The four event types are:
| Event | When sent | Properties carried |
|---|---|---|
| app_open | Once per page load, after all activation gates pass | App version, surface (browser or ide-embedded), colour theme (light / dark / system), artefact distribution label (docker-standard / docker-graaljs / docker-clustered / helm / binary / unknown) — set automatically by the official artefact, never by user input |
| view_change | Each time you switch dashboard tab | The tab name (e.g. traffic, composer, chaos) |
| feature_used | When you trigger a specific feature action | Feature name from a closed enumeration (e.g. expectation_created, chaos_started, load_run_started) and optionally a mode (quick or advanced) |
| error_shown | When the dashboard displays an error to you | A coarse category from a closed enumeration (load_failed, save_failed, connection_failed, validation_failed, unknown) — never an error message or stack trace |
What is never collected
The analytics module is structurally incapable of sending the following data. Every public function accepts only values from a closed, whitelisted set — there is no code path that accepts a free-text string and forwards it to the analytics backend.

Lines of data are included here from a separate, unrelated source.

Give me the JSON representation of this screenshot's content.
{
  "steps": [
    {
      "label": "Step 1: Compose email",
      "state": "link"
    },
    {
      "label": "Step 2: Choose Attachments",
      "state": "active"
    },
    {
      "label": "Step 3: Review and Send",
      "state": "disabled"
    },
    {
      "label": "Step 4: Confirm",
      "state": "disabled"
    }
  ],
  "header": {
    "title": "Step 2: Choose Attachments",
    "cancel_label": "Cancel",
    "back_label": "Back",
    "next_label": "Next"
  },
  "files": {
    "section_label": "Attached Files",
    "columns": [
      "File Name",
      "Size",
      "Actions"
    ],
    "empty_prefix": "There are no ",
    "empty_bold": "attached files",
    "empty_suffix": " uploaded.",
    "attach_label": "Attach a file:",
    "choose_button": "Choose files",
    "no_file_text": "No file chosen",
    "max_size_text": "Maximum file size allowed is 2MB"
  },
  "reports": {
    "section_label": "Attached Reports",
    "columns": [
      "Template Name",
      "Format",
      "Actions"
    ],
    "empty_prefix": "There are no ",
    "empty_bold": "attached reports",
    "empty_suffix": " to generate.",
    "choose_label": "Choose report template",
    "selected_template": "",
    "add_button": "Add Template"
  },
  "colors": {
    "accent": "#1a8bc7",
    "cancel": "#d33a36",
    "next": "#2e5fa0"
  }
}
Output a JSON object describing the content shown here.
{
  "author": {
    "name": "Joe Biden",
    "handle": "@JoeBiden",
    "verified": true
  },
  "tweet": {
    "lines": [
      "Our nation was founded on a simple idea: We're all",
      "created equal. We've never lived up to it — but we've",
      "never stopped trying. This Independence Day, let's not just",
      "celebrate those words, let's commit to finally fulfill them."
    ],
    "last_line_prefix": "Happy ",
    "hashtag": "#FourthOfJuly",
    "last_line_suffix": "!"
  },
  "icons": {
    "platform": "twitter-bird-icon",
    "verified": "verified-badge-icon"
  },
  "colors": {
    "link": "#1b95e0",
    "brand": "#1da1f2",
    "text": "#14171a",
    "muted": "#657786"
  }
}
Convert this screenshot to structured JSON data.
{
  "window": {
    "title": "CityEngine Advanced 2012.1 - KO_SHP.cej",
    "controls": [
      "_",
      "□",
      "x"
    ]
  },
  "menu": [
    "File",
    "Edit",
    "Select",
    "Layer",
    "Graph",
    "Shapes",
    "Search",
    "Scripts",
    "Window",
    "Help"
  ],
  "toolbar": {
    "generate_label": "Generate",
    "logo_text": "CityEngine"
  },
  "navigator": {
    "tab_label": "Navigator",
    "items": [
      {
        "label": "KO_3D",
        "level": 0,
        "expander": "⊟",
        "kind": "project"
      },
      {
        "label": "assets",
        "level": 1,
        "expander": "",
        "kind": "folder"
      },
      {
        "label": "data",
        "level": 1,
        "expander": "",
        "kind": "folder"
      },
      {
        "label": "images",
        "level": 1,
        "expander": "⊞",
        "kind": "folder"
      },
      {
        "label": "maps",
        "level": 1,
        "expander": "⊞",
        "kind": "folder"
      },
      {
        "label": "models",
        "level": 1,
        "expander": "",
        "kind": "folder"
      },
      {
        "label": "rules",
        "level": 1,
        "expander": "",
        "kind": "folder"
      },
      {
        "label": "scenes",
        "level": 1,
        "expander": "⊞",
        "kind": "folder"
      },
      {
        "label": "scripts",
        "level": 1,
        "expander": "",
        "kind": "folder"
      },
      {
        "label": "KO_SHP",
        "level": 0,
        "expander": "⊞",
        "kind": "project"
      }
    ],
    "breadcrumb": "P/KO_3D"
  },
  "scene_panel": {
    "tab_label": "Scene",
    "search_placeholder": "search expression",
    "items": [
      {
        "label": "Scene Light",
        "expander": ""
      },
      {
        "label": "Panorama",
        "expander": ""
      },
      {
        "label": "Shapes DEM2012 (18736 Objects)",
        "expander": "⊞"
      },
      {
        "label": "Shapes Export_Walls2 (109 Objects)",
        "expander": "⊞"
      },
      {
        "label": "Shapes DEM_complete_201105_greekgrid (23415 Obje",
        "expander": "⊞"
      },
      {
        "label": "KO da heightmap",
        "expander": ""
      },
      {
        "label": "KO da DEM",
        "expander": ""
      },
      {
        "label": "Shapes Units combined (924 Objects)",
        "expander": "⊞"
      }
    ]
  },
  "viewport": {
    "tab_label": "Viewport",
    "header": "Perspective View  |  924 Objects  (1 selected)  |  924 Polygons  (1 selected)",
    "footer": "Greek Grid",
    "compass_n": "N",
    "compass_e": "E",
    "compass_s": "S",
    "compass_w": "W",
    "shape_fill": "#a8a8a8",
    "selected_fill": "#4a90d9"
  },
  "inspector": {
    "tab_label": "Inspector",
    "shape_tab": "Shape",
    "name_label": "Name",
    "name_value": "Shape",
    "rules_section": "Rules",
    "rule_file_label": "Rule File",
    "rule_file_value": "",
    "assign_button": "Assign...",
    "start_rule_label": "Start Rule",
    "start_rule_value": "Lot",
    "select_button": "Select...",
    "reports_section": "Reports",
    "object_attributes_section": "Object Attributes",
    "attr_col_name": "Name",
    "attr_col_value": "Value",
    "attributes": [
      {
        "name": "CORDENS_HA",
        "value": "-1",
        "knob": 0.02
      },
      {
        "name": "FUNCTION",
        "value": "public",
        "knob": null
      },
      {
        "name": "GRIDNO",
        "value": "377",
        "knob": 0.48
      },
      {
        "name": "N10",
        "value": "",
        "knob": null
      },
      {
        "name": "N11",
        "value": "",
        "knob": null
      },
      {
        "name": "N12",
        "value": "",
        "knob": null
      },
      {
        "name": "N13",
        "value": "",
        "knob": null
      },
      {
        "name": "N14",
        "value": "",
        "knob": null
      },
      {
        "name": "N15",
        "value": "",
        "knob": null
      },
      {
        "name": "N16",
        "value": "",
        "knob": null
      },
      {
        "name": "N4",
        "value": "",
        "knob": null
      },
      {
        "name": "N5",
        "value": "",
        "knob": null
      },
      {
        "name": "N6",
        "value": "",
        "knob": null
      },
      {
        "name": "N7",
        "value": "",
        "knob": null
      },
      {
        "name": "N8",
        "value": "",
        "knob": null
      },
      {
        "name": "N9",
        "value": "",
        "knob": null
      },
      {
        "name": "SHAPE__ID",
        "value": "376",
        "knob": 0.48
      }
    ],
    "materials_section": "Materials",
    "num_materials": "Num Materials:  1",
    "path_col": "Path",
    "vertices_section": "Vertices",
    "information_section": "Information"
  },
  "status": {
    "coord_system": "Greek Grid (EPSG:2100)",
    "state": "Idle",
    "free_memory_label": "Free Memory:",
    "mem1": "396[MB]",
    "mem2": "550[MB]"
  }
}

- Request URLs, paths, query strings, or hostnames
- Request or response headers (including Authorization, Cookie, or any other credential)
- Request or response bodies
- Expectation JSON, mock configurations, or scenario state
- Server ports, IP addresses, or file paths
- Error messages or stack traces
- Any data from the mocked or proxied traffic passing through MockServer
Cookieless and cross-site identifier free
Analytics is initialised with PostHog's persistence: 'memory' option. This means:
- No cookies are set.
- No persistent identifier is written to localStorage or sessionStorage for tracking purposes.
- Each page load is independent — there is no mechanism to correlate sessions or track an individual across visits.
- PostHog autocapture and session recording are both disabled.
How to disable
There are three independent ways to disable analytics:
1. Operator: disable for the whole deployment
Set the dashboardAnalyticsEnabled configuration property to false. This is the authoritative master switch — when it is off, the analytics module never loads and the consent note is never shown, regardless of any other setting.
-Dmockserver.dashboardAnalyticsEnabled="false"
MOCKSERVER_DASHBOARD_ANALYTICS_ENABLED=false
Analytics is active only in the official Docker images (docker-standard, docker-graaljs, docker-clustered), Helm chart deployments, and the official binary launcher bundles — these artefacts have dashboardAnalyticsEndpoint and dashboardAnalyticsKey pre-configured. The plain downloadable JAR and any embedded / library / dependency use have both properties empty, so analytics is always inactive there regardless of any other setting.
2. Individual: opt out via the dashboard note
When analytics is active, a small one-line disclosure note appears in the dashboard on first use. Clicking Opt out records your choice in the browser's localStorage under the key mockserver.analytics.optOut, stops any in-flight PostHog capture immediately, and prevents analytics from running on any subsequent page load in that browser.
3. Individual: browser Do Not Track or Global Privacy Control
If your browser has Do Not Track (navigator.doNotTrack === '1') or Global Privacy Control (navigator.globalPrivacyControl === true) enabled, the analytics module detects this automatically during its activation check and becomes a permanent no-op for that page load — no events are sent and no note is shown.